The cold stung my face as I stepped into the street. I pulled the hood of my parka over my hat, bent my head to shield my eyes from the tiny snow particles whirling through the air, and started to walk. On good days I would take Tegnérgatan down to Drottninggatan which I followed to the Hötorg area, from where I walked up the steep hill to St. Johannes’ Church and down again to Regeringsgatan, where our flat was. This route was full of shops, shopping malls, cafés, restaurants, and cinemas and was always packed. The streets there teemed with people of all types. In the brightly lit shop windows there was the most varied assortment of goods; inside, escalators circled like wheels inside enormous, mysterious machinery, elevators glided up and down, TV screens showed beautiful people moving like apparitions, in front of hundreds of tills, lines formed, dwindled and reformed, dwindled and reformed in patterns as unpredictable as the clouds in the sky above the city’s rooftops. On good days I loved this, the stream of people, with their more or less attractive faces, whose eyes expressed a certain state of mind, could wash through me as I watched them. On less good days, however, the same scenario had the opposite effect, and if possible I would choose a different route, one more off the beaten track. As a rule it was along Rådmansgatan, then down Holländergatan to Tegnérgatan where I crossed Sveavägen and followed Döbelnsgatan up to St. Johannes’ Church. This route was dominated by private houses, most people you met were types who hurried through the streets alone, and the few shops and restaurants that existed were not especially select. Driving schools with windows veiled in exhaust fumes, secondhand shops with boxes of comics and LPs outside, laundries, a hairdresser’s, a Chinese restaurant, a couple of seedy pubs.

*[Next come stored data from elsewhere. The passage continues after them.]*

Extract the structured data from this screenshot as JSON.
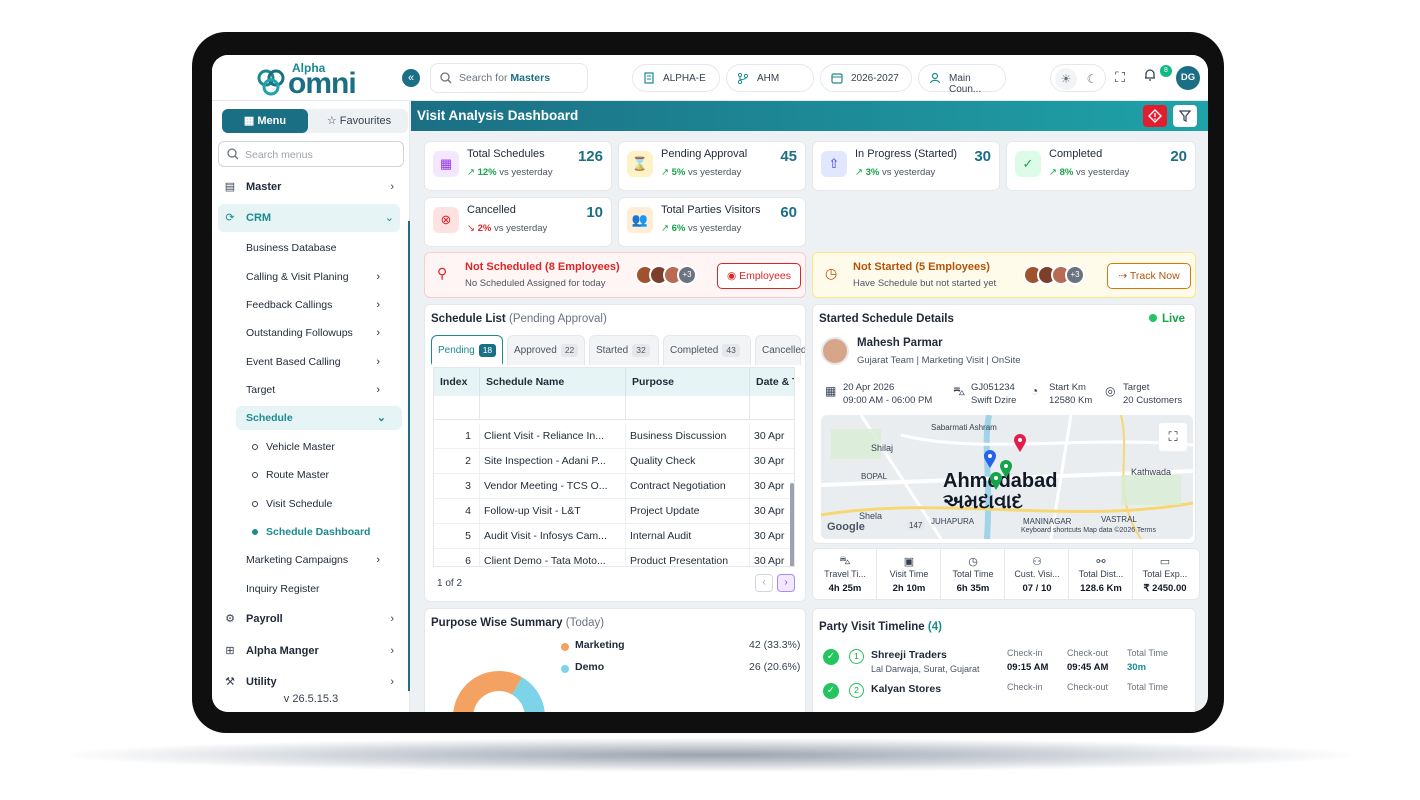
{
  "brand": {
    "small": "Alpha",
    "big": "omni"
  },
  "topbar": {
    "search_prefix": "Search for ",
    "search_highlight": "Masters",
    "company": "ALPHA-E",
    "branch": "AHM",
    "year": "2026-2027",
    "counter": "Main Coun...",
    "notif_count": "8",
    "user_initials": "DG"
  },
  "sidebar": {
    "tab_menu": "Menu",
    "tab_favourites": "Favourites",
    "search_placeholder": "Search menus",
    "items": {
      "master": "Master",
      "crm": "CRM",
      "payroll": "Payroll",
      "alpha_manger": "Alpha Manger",
      "utility": "Utility"
    },
    "crm_sub": {
      "business_database": "Business Database",
      "calling_visit": "Calling & Visit Planing",
      "feedback": "Feedback Callings",
      "outstanding": "Outstanding Followups",
      "event_calling": "Event Based Calling",
      "target": "Target",
      "schedule": "Schedule",
      "marketing": "Marketing Campaigns",
      "inquiry": "Inquiry Register"
    },
    "schedule_sub": {
      "vehicle": "Vehicle Master",
      "route": "Route Master",
      "visit": "Visit Schedule",
      "dashboard": "Schedule Dashboard"
    },
    "version": "v 26.5.15.3"
  },
  "page": {
    "title": "Visit Analysis Dashboard"
  },
  "kpis": {
    "total": {
      "label": "Total Schedules",
      "value": "126",
      "trend": "12%",
      "suffix": " vs yesterday"
    },
    "pending": {
      "label": "Pending Approval",
      "value": "45",
      "trend": "5%",
      "suffix": " vs yesterday"
    },
    "progress": {
      "label": "In Progress (Started)",
      "value": "30",
      "trend": "3%",
      "suffix": " vs yesterday"
    },
    "completed": {
      "label": "Completed",
      "value": "20",
      "trend": "8%",
      "suffix": " vs yesterday"
    },
    "cancelled": {
      "label": "Cancelled",
      "value": "10",
      "trend": "2%",
      "suffix": " vs yesterday"
    },
    "visitors": {
      "label": "Total Parties Visitors",
      "value": "60",
      "trend": "6%",
      "suffix": " vs yesterday"
    }
  },
  "alerts": {
    "not_scheduled": {
      "title": "Not Scheduled (8 Employees)",
      "desc": "No Scheduled Assigned for today",
      "more": "+3",
      "button": "Employees"
    },
    "not_started": {
      "title": "Not Started (5 Employees)",
      "desc": "Have Schedule but not started yet",
      "more": "+3",
      "button": "Track Now"
    }
  },
  "schedule_list": {
    "title": "Schedule List",
    "subtitle": "(Pending Approval)",
    "tabs": [
      {
        "label": "Pending",
        "count": "18"
      },
      {
        "label": "Approved",
        "count": "22"
      },
      {
        "label": "Started",
        "count": "32"
      },
      {
        "label": "Completed",
        "count": "43"
      },
      {
        "label": "Cancelled",
        "count": ""
      }
    ],
    "columns": [
      "Index",
      "Schedule Name",
      "Purpose",
      "Date & T"
    ],
    "rows": [
      {
        "index": "1",
        "name": "Client Visit - Reliance In...",
        "purpose": "Business Discussion",
        "date": "30 Apr"
      },
      {
        "index": "2",
        "name": "Site Inspection - Adani P...",
        "purpose": "Quality Check",
        "date": "30 Apr"
      },
      {
        "index": "3",
        "name": "Vendor Meeting - TCS O...",
        "purpose": "Contract Negotiation",
        "date": "30 Apr"
      },
      {
        "index": "4",
        "name": "Follow-up Visit - L&T",
        "purpose": "Project Update",
        "date": "30 Apr"
      },
      {
        "index": "5",
        "name": "Audit Visit - Infosys Cam...",
        "purpose": "Internal Audit",
        "date": "30 Apr"
      },
      {
        "index": "6",
        "name": "Client Demo - Tata Moto...",
        "purpose": "Product Presentation",
        "date": "30 Apr"
      }
    ],
    "pager": "1 of 2"
  },
  "started": {
    "title": "Started Schedule Details",
    "live": "Live",
    "name": "Mahesh Parmar",
    "meta": "Gujarat Team | Marketing Visit | OnSite",
    "date": "20 Apr 2026",
    "time": "09:00 AM - 06:00 PM",
    "vehicle_no": "GJ051234",
    "vehicle": "Swift Dzire",
    "start_km_label": "Start Km",
    "start_km": "12580 Km",
    "target_label": "Target",
    "target": "20 Customers",
    "map": {
      "city_en": "Ahmedabad",
      "city_gu": "અમદાવાદ",
      "labels": {
        "sabarmati": "Sabarmati Ashram",
        "shilaj": "Shilaj",
        "bopal": "BOPAL",
        "kathwada": "Kathwada",
        "shela": "Shela",
        "juhapura": "JUHAPURA",
        "maninagar": "MANINAGAR",
        "vastral": "VASTRAL"
      },
      "credits": "Keyboard shortcuts   Map data ©2026   Terms",
      "google": "Google",
      "road": "147"
    },
    "stats": [
      {
        "label": "Travel Ti...",
        "value": "4h 25m"
      },
      {
        "label": "Visit Time",
        "value": "2h 10m"
      },
      {
        "label": "Total Time",
        "value": "6h 35m"
      },
      {
        "label": "Cust. Visi...",
        "value": "07 / 10"
      },
      {
        "label": "Total Dist...",
        "value": "128.6 Km"
      },
      {
        "label": "Total Exp...",
        "value": "₹ 2450.00"
      }
    ]
  },
  "purpose": {
    "title": "Purpose Wise Summary",
    "subtitle": "(Today)",
    "chart_data": {
      "type": "pie",
      "categories": [
        "Marketing",
        "Demo"
      ],
      "values": [
        42,
        26
      ],
      "percents": [
        "(33.3%)",
        "(20.6%)"
      ],
      "colors": [
        "#f4a261",
        "#7dd3e8"
      ]
    }
  },
  "timeline": {
    "title": "Party Visit Timeline",
    "count": "(4)",
    "checkin_label": "Check-in",
    "checkout_label": "Check-out",
    "total_label": "Total Time",
    "rows": [
      {
        "num": "1",
        "name": "Shreeji Traders",
        "address": "Lal Darwaja, Surat, Gujarat",
        "checkin": "09:15 AM",
        "checkout": "09:45 AM",
        "total": "30m"
      },
      {
        "num": "2",
        "name": "Kalyan Stores",
        "address": "",
        "checkin": "",
        "checkout": "",
        "total": ""
      }
    ]
  }
}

This was such a day. With head bent to avoid the gusting snow I walked through the streets, which between the towering walls and snow-covered roofs of apartment buildings, resembled narrow valleys, occasionally I peered in through the windows I passed: the deserted reception area of a small hotel, the yellow fish swimming around against the green background of the fish tank; large advertisements for a firm that produced signs, brochures, stickers, cardboard stands; the three black hairdressers tending to their three black customers in the African hair salon, one of whom craned around to see two kids sitting on the stairs at the back of the shop and laughing, and then jerked his head back with barely concealed impatience.